Subscribing to the OnSensorContactStateChange delegate a Dictionary<MuscleMapping, ContactState>
is returned which allows you to map a particular contact pair (MuscleMapping) to it's contact state (ContactState).
A definition of the MuscleMapping enum is as follows:
public enum MuscleMapping : byte
{
LeftZygomaticus = 0,
RightZygomaticus = 1,
LeftOrbicularis = 2,
RightOrbicularis = 3,
LeftFrontalis = 4,
RightFrontalis = 5,
CenterCorrugator = 6
}
A definition of the ContactState enum is as follows:
public enum ContactState : byte
{
/// @{ Off-to-On
Off = (NegativeContact.Off) | (PositiveContact.Off) ///< Both are lifted
, Off_On = (NegativeContact.Off) | (PositiveContact.On) ///< First is lifted, Second is in-contact
, On_Off = (NegativeContact.On) | (PositiveContact.Off) ///< First is in-contact, Second is lifted
, On = (NegativeContact.On) | (PositiveContact.On) ///< Both are in-contact
/// @}
/// @{ Stable - Half-Contact
/// @remark Stable_Off may occur when one lead has intermittent contact
, Off_Stable = Off_On | (PositiveContact.Stable) ///< Both are in-contact
, Stable_Off = On_Off | (NegativeContact.Stable) ///< Both are in-contact
/// @}
/// @{ On-to-Stable - Good contact
/// @remark Stable_On may occur when one lead hmade good contact shortly before/after the other (after one lifted for a moment etc)
, On_Stable = On | 0 | (PositiveContact.Stable) ///< Both are in-contact
, Stable_On = On | (NegativeContact.Stable) | 0 ///< Both are in-contact
, Stable = On | (NegativeContact.Stable) | (PositiveContact.Stable) ///< Not likely to change; firmly established.
/// @}
/// @{ Settled
/// @remark Indictaes filtered data for this contact is good for use
/// @note Bipolar Settled is not mutually exclusive and both leads are always settled together
, Settled = Stable | (NegativeContact.Settled) | (PositiveContact.Settled) ///< Saturated signal filters - Signal useful
/// @}
/// @{ Fault - Half-Contact
/// @remark Fault may occur when one lead has stable contact while the other is always Off
, Fault_Stable = Off_Stable | (NegativeContact.Fault) | 0 ///< Both are in-contact
, Stable_Fault = Stable_Off | 0 | (PositiveContact.Fault) ///< Both are in-contact
/// @}
/// @{ Fault
/// @remark Required to be externally determined i.e. Off_Off reported for total fault wihtout test logic
/// @note Bipolar Settled is not mutually exclusive and both leads are faulted if no half-contact exists
, Fault = Off | (NegativeContact.Fault) | (PositiveContact.Fault)
/// @}
};
To consume the average heart rate data, the OnHeartRateAverageUpdate delegate is available to subscribe to.

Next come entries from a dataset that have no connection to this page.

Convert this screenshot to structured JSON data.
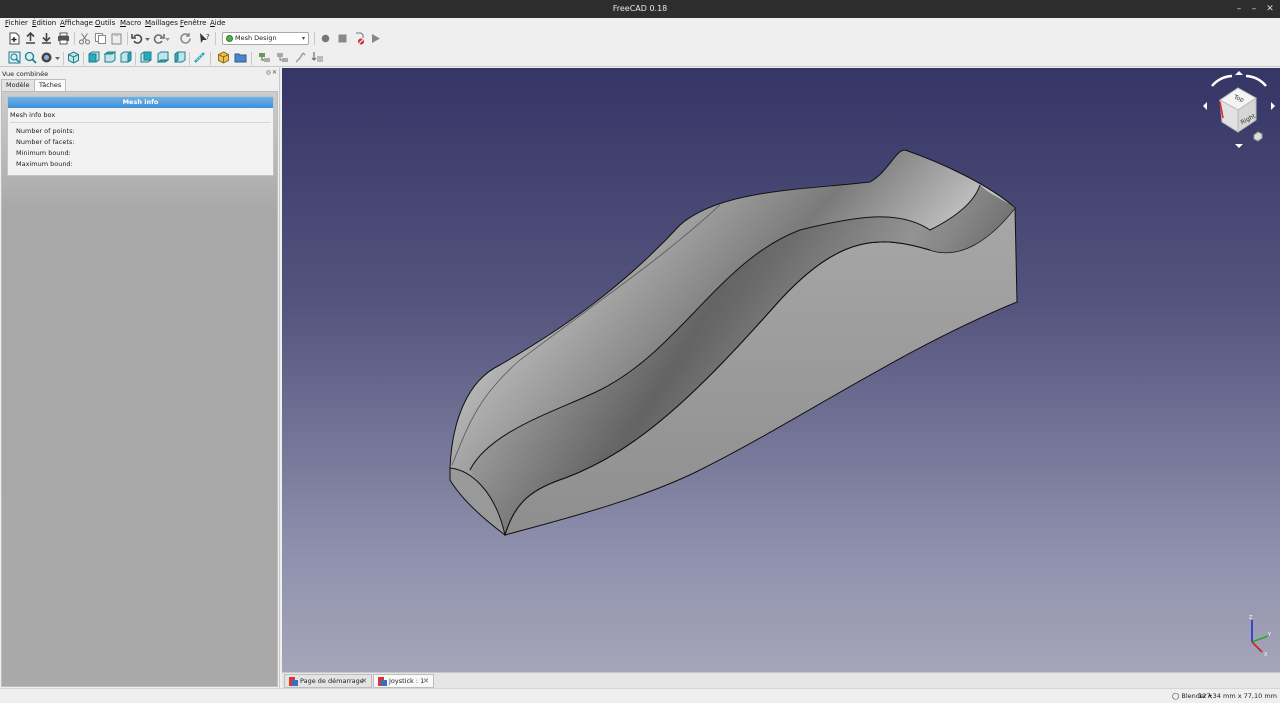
{
  "window": {
    "title": "FreeCAD 0.18",
    "minimize": "–",
    "maximize": "–",
    "close": "✕"
  },
  "menu": [
    "Fichier",
    "Édition",
    "Affichage",
    "Outils",
    "Macro",
    "Maillages",
    "Fenêtre",
    "Aide"
  ],
  "toolbar": {
    "workbench": "Mesh Design"
  },
  "combo": {
    "title": "Vue combinée",
    "float": "◎",
    "close": "✕",
    "tabs": [
      "Modèle",
      "Tâches"
    ],
    "mesh_info": {
      "header": "Mesh info",
      "box_title": "Mesh info box",
      "fields": [
        "Number of points:",
        "Number of facets:",
        "Minimum bound:",
        "Maximum bound:"
      ]
    }
  },
  "nav_cube": {
    "top_face": "Top",
    "front_face": "Right"
  },
  "axes": {
    "x": "X",
    "y": "Y",
    "z": "Z"
  },
  "doc_tabs": [
    {
      "label": "Page de démarrage",
      "close": "✕"
    },
    {
      "label": "Joystick : 1",
      "close": "✕"
    }
  ],
  "status": {
    "navigation": "Blender",
    "nav_caret": "▾",
    "dimensions": "127,34 mm x 77,10 mm"
  },
  "colors": {
    "accent": "#3f8fd8",
    "viewport_top": "#353566",
    "viewport_bottom": "#a5a6b9"
  }
}
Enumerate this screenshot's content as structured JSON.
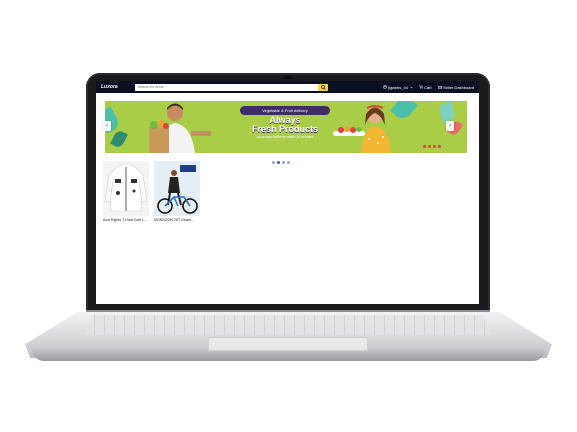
{
  "navbar": {
    "brand": "Luxora",
    "search_placeholder": "Search for items",
    "search_icon": "search-icon",
    "user_label": "jigwebs_04",
    "cart_label": "Cart",
    "seller_label": "Seller Dashboard"
  },
  "banner": {
    "pill": "Vegetable & Fruit delivery",
    "headline_line1": "Always",
    "headline_line2": "Fresh Products",
    "tagline": "All-around delivery within 30 minutes",
    "prev_arrow": "‹",
    "next_arrow": "›",
    "colors": {
      "background": "#a9cd47",
      "pill": "#3f2a6a"
    }
  },
  "carousel": {
    "slide_count": 4,
    "active_index": 1
  },
  "products": [
    {
      "name": "Acid Rights T-Hold Cote L..."
    },
    {
      "name": "MONSOON 26T Gears..."
    }
  ],
  "colors": {
    "navbar": "#0a1022",
    "search_button": "#f5d742"
  }
}
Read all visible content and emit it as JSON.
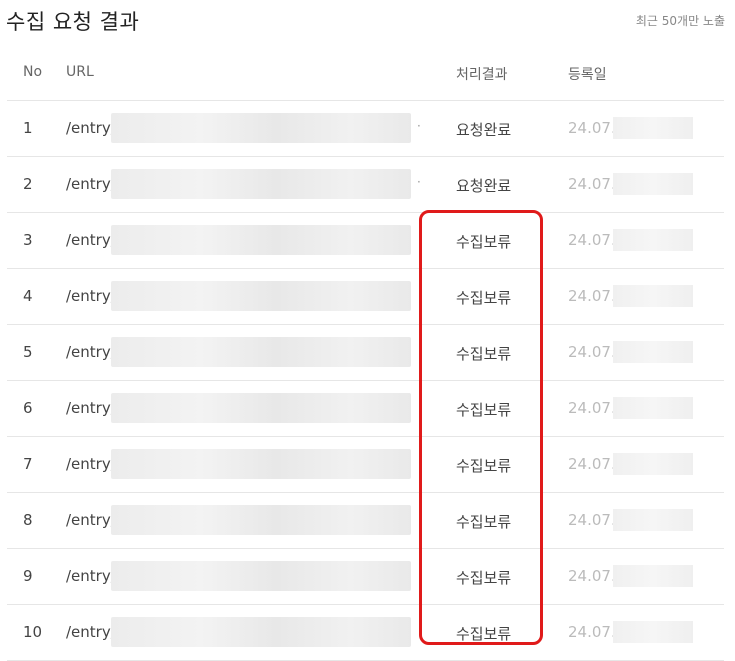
{
  "header": {
    "title": "수집 요청 결과",
    "note": "최근 50개만 노출"
  },
  "table": {
    "columns": {
      "no": "No",
      "url": "URL",
      "result": "처리결과",
      "date": "등록일"
    },
    "rows": [
      {
        "no": "1",
        "url": "/entry/",
        "result": "요청완료",
        "date": "24.07."
      },
      {
        "no": "2",
        "url": "/entry/",
        "result": "요청완료",
        "date": "24.07."
      },
      {
        "no": "3",
        "url": "/entry/",
        "result": "수집보류",
        "date": "24.07."
      },
      {
        "no": "4",
        "url": "/entry/",
        "result": "수집보류",
        "date": "24.07."
      },
      {
        "no": "5",
        "url": "/entry/",
        "result": "수집보류",
        "date": "24.07."
      },
      {
        "no": "6",
        "url": "/entry/",
        "result": "수집보류",
        "date": "24.07."
      },
      {
        "no": "7",
        "url": "/entry/",
        "result": "수집보류",
        "date": "24.07."
      },
      {
        "no": "8",
        "url": "/entry/",
        "result": "수집보류",
        "date": "24.07."
      },
      {
        "no": "9",
        "url": "/entry/",
        "result": "수집보류",
        "date": "24.07."
      },
      {
        "no": "10",
        "url": "/entry/",
        "result": "수집보류",
        "date": "24.07."
      }
    ]
  },
  "colors": {
    "highlight_border": "#e01a1a",
    "date_text": "#bbbbbb"
  }
}
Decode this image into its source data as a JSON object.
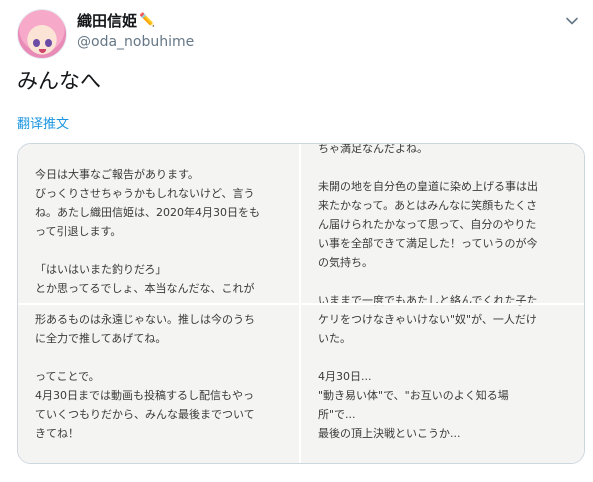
{
  "user": {
    "display_name": "織田信姫",
    "name_emoji": "✏️",
    "handle": "@oda_nobuhime"
  },
  "icons": [
    "chevron-down-icon"
  ],
  "tweet": {
    "text": "みんなへ",
    "translate_label": "翻译推文"
  },
  "images": {
    "top_left": "今日は大事なご報告があります。\nびっくりさせちゃうかもしれないけど、言う\nね。あたし織田信姫は、2020年4月30日をも\nって引退します。\n\n「はいはいまた釣りだろ」\nとか思ってるでしょ、本当なんだな、これが",
    "bottom_left": "形あるものは永遠じゃない。推しは今のうち\nに全力で推してあげてね。\n\nってことで。\n4月30日までは動画も投稿するし配信もやっ\nていくつもりだから、みんな最後までついて\nきてね！",
    "right": "ちゃ満足なんだよね。\n\n未開の地を自分色の皇道に染め上げる事は出\n来たかなって。あとはみんなに笑顔もたくさ\nん届けられたかなって思って、自分のやりた\nい事を全部できて満足した！っていうのが今\nの気持ち。\n\nいままで一度でもあたしと絡んでくれた子た\nケリをつけなきゃいけない\"奴\"が、一人だけ\nいた。\n\n4月30日...\n\"動き易い体\"で、\"お互いのよく知る場\n所\"で...\n最後の頂上決戦といこうか...\n\n犬山たまき。"
  },
  "colors": {
    "link": "#1b95e0",
    "handle": "#657786",
    "border": "#ccd6dd",
    "panel_bg": "#f4f4f3"
  }
}
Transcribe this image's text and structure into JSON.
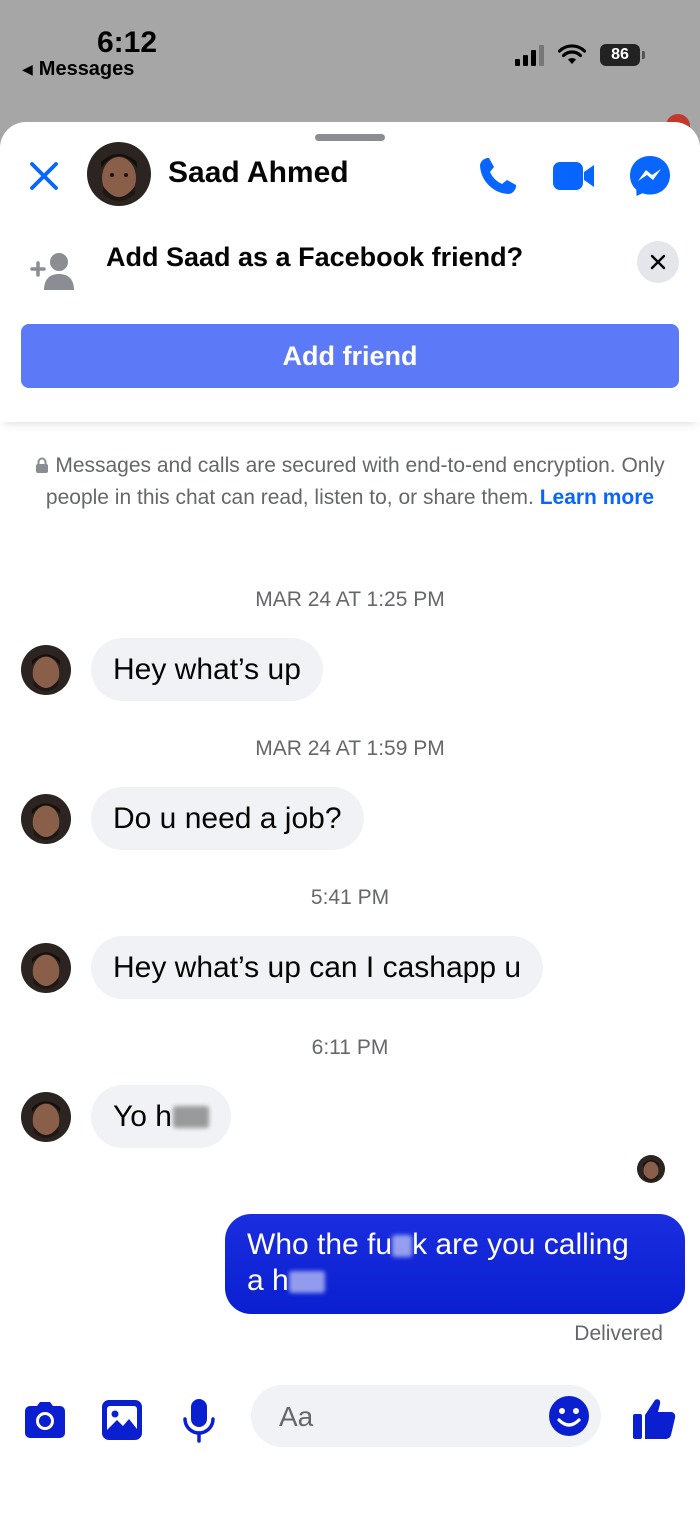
{
  "status_bar": {
    "time": "6:12",
    "back_app": "Messages",
    "battery": "86"
  },
  "chat_header": {
    "contact_name": "Saad Ahmed",
    "icons": [
      "close-icon",
      "phone-icon",
      "video-camera-icon",
      "messenger-icon"
    ]
  },
  "friend_banner": {
    "question": "Add Saad as a Facebook friend?",
    "button_label": "Add friend"
  },
  "encryption_notice": {
    "text": "Messages and calls are secured with end-to-end encryption. Only people in this chat can read, listen to, or share them.",
    "link": "Learn more"
  },
  "conversation": [
    {
      "timestamp": "MAR 24 AT 1:25 PM",
      "message": "Hey what’s up"
    },
    {
      "timestamp": "MAR 24 AT 1:59 PM",
      "message": "Do u need a job?"
    },
    {
      "timestamp": "5:41 PM",
      "message": "Hey what’s up can I cashapp u"
    },
    {
      "timestamp": "6:11 PM",
      "message_visible": "Yo h"
    }
  ],
  "outgoing": {
    "part1": "Who the fu",
    "part2": "k are you calling",
    "part3": "a h",
    "status": "Delivered"
  },
  "composer": {
    "placeholder": "Aa",
    "tools": [
      "camera-icon",
      "gallery-icon",
      "microphone-icon",
      "emoji-icon",
      "thumbs-up-icon"
    ]
  },
  "colors": {
    "accent": "#0866ff",
    "add_friend_button": "#5c79f7",
    "outgoing_bubble": "#0a1fd0",
    "incoming_bubble": "#f0f2f5"
  }
}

The average heart rate is measured in Beats Per Minute (BPM) and the delegate is fired once every second. The data type is a double.
After correctly fitting the mask, it can take up to 20 seconds for the average heart rate to be calculated due to the need to gather sufficient data.
Some data from the mask is received at a relatively fast rate (up to 2KHz). Having these as events to subscribe to would be inefficient and unnecessary in most cases. Instead, these types of data are exposed through methods which retrieve the latest value at the time the method is called. This allows developers to choose the frequency at which these methods are called, depending on their needs.
To consume raw Photoplethysmographic (PPG) data, this is obtained using the GetRawPpgSignal()
method.
A PpgRawSignal struct is returned and has the following definition:
public struct PpgRawSignal
{
public UInt16 Ppg;
public UInt16 Proximity;
}
Returns a Dictionary<MuscleMapping, ushort>
which allows you to map a particular contact pair (MuscleMapping) to it's current amplitude of the muscle EMG in-band signal.
A definition of the MuscleMapping enum is as follows:
public enum MuscleMapping : byte
{
LeftZygomaticus = 0,
RightZygomaticus = 1,
LeftOrbicularis = 2,
RightOrbicularis = 3,
LeftFrontalis = 4,
RightFrontalis = 5,
CenterCorrugator = 6
}
Returns a bool to indicate whether or not the emteqPRO device has been successfully to from the SDK.
Allows an ID to be set against the data that's being recorded. This can be used to later identify a particular user with a data recording.
The Participant ID is added to the .json
events file and will appear in the following format:
{
"ParticipantData": {
"ParticipantID": "12345",
"StudyName": "ApplicationName"
}
}
In most cases no additional setup will be required beyond updating the Emteq SDK. The VideoStreamManager
will wait for a message from the Supervision app containing connection details, it will then automatically find the main camera in the scene, and set up the streaming components to mirror its view.
If you wish to change the main camera during runtime without destroying the previous one, then you must call the public function MainCameraChanged
. This will set a flag that will cause the system to search for the new main camera.
The video streaming support is built upon two Unity packages, WebRTC for the base protocol, and Render Streaming for the video streaming over WebRTC.
Simply set the desired resolution for the streaming here.
Streaming size should match display aspect ratio. It must be set prior to initialisation.
By default the streaming system copies all properties from the existing main camera to align their rendering settings, if this causes problems or you wish to manage the properties manually then you can disable the behaviour with this flag.
This control relates to the signalling behaviour within the WebRTC system, it should not need to be changed, but is available if you would like to tweak the time interval for polling from signalling server.
You can enable or disable hardware encoder. This is supported on the Pico, however on Windows an NVIDIA graphics card is required. See the NVIDIA site for information on graphics cards that support NVCodec
.
This allows you to read the current state of the stream to see if it is disabled, initialising, or currently streaming.
StreamStatusWidgetVisible
is a public flag that can be accessed during runtime within the VideoStreamManager
, it toggles visibility for the streaming status widget that will show in the top left corner of the view.
The streamer will incur a performance cost while active, how much will depend on the specifics of your project and the resolution of the stream. The system has been designed to completely remove all streaming components when not in use, this means that you can restore full performance just by disconnecting the stream via the SuperVision app.